Beware of Trans Fats
Trans fat is considered by many doctors to be the worst type of fat you can eat. Some meat and dairy products contain small amounts of naturally occurring trans-fat. But most trans fat is formed through an industrial process that adds hydrogen to vegetable oil, which causes the oil to become solid at room temperature. Get in the habit of reading ingredients labels when you’re at the grocery store.
Trans fat can be found in many of the same foods as saturated fat. These can include:
- Coffee creamer
- Crackers, cookies, cakes, frozen pies, and other baked goods
- Fast food
- Frozen pizza
- Ready-to-use frostings
- Refrigerated dough products (such as biscuits and cinnamon rolls)
- Snack foods (such as microwave popcorn)
- Vegetable shortenings and stick margarines
Instead, try these healthier alternatives:
- Unsaturated fats, such as butter, but in much smaller amounts.
- Substitute saturated vegetable fats, including palm and coconut oils.
- Use a blend of monounsaturated or polyunsaturated vegetable oils to get the shelflife, taste, and texture of trans-
How to Incorporate More Whole Grains at Meals
- To eat more whole grains, substitute a whole-grain product for a refined product:
- Use whole-wheat bread instead of white bread for sandwiches.
- Substitute brown rice instead of white rice.
- Whole Wheat Pasta instead of White Pasta. There are a number of different varieties available, each with different texture and taste.
- Prepare mixed dishes with whole grains, such as:
- Barley in vegetable soup or stews.
- Bulgur wheat in a casserole or stir-fry.
- Whole-grain bread or cracker crumbs in meatloaf.
- Rolled oats or a crushed, unsweetened whole grain cereal as breading for baked chicken, fish, veal cutlets, or eggplant Parmesan.
- Try substituting whole wheat or oat flour for up to half of the flour in pancake, waffle, muffin or other flour-based recipes. There are many recipes and cookbooks available that substitute healthier flours for white flour.
- Try an unsweetened, whole grain ready-to-eat cereal as croutons in salad or in place of crackers with soup.

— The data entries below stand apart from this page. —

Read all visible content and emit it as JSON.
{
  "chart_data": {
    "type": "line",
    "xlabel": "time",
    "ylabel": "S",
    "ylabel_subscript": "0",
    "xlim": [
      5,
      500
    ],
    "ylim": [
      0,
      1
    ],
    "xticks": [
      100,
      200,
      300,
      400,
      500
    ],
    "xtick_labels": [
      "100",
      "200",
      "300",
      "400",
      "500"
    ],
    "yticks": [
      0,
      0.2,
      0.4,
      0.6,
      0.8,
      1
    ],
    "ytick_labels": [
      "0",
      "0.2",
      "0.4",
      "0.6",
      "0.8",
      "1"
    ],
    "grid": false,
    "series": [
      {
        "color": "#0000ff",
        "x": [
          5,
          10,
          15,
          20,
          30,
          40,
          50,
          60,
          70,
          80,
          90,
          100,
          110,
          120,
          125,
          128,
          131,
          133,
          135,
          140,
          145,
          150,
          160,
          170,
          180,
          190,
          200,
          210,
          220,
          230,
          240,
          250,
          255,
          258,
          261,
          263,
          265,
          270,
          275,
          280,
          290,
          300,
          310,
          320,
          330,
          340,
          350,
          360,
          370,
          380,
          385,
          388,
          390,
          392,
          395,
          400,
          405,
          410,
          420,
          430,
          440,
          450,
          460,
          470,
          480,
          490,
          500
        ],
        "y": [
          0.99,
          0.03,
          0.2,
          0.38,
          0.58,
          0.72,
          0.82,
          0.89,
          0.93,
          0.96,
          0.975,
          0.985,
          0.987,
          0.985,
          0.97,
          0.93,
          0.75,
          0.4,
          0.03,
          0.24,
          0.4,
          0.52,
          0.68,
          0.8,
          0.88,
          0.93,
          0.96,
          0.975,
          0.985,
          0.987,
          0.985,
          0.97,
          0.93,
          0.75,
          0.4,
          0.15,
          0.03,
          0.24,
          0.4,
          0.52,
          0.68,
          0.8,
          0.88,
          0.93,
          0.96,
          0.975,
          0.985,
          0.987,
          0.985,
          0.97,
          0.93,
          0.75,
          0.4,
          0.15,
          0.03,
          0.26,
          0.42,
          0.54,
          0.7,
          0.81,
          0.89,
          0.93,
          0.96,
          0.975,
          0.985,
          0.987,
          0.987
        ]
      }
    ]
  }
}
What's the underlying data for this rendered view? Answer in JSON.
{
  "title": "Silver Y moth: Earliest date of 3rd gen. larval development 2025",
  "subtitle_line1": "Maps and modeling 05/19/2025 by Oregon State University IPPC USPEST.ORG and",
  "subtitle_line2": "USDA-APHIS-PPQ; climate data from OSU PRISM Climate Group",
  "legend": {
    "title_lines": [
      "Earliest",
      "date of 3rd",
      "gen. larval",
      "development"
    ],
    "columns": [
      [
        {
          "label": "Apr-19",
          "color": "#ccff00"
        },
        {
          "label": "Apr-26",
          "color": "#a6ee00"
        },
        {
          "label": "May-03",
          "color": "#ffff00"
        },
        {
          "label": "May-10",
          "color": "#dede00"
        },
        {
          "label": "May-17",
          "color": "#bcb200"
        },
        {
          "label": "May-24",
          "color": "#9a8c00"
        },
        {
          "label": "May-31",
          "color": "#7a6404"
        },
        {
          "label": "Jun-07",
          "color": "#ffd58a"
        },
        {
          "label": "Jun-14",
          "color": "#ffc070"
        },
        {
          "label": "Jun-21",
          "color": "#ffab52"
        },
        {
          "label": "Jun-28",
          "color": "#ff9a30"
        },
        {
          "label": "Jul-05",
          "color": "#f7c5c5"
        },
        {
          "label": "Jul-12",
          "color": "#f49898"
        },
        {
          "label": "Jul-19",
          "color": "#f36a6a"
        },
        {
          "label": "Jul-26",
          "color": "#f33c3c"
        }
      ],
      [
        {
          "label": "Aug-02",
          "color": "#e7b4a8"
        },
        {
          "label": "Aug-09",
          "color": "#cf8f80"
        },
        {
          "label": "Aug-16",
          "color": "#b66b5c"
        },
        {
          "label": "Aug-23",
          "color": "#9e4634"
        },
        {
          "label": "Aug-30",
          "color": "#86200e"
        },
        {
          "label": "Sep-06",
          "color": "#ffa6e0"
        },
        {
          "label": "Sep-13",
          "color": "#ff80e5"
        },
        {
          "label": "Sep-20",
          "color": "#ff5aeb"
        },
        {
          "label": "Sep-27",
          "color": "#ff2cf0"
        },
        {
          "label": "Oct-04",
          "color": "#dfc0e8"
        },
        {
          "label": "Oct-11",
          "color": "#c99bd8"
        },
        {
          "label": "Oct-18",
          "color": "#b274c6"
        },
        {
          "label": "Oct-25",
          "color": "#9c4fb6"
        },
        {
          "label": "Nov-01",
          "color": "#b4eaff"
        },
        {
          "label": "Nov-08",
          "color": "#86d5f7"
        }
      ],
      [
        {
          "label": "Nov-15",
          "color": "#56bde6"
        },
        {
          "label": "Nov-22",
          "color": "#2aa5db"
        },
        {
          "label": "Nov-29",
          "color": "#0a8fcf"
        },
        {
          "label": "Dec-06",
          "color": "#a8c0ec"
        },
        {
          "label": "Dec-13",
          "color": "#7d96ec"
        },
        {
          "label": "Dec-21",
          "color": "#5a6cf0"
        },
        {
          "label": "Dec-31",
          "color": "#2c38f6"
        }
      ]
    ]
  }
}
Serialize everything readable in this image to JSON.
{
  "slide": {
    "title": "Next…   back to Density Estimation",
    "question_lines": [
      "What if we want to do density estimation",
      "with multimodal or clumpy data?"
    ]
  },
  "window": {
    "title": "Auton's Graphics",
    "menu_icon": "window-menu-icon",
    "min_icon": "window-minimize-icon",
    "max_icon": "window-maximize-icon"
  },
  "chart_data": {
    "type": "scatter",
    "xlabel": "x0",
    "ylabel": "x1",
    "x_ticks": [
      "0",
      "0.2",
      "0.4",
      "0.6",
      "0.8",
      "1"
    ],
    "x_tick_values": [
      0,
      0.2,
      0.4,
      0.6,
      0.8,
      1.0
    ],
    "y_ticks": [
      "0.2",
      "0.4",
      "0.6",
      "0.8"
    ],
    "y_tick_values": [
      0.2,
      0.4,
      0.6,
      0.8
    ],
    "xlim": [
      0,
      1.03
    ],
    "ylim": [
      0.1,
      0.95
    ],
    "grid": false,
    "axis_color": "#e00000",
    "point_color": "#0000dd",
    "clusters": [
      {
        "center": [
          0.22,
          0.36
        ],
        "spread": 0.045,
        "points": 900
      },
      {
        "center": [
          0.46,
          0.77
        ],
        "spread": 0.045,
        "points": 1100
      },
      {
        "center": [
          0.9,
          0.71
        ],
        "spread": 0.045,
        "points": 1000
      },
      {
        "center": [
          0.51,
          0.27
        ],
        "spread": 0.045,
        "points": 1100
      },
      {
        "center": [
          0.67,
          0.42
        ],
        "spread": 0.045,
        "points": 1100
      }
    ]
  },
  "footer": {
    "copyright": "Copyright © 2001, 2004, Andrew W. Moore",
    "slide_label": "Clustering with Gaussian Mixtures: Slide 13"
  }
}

- Freeze leftover cooked brown rice, bulgur, or barley. Heat and serve it later as a quick side dish.
Tips for Adding More Vegetables to Your Family’s Diet
- Buy fresh vegetables in season. It is most cost effective and they are likely to be at their peak flavor.
- Stock up on frozen vegetables for quick and easy cooking in the microwave.
- Buy vegetables that are easy to prepare. Pick up pre-washed bags of salad greens and add baby carrots or grape tomatoes for a salad in minutes.
- Prepare and cut your veggies such as baby carrots or celery sticks in the beginning of the week so you can grab them for quick snacks.
- Use a microwave to quickly warm up your vegetables. White or sweet potatoes can be prepared quickly this way.
- Try crunchy vegetables, raw or lightly steamed.
- Add grated or chopped vegetables to meatloaf, burgers or pasta sauces.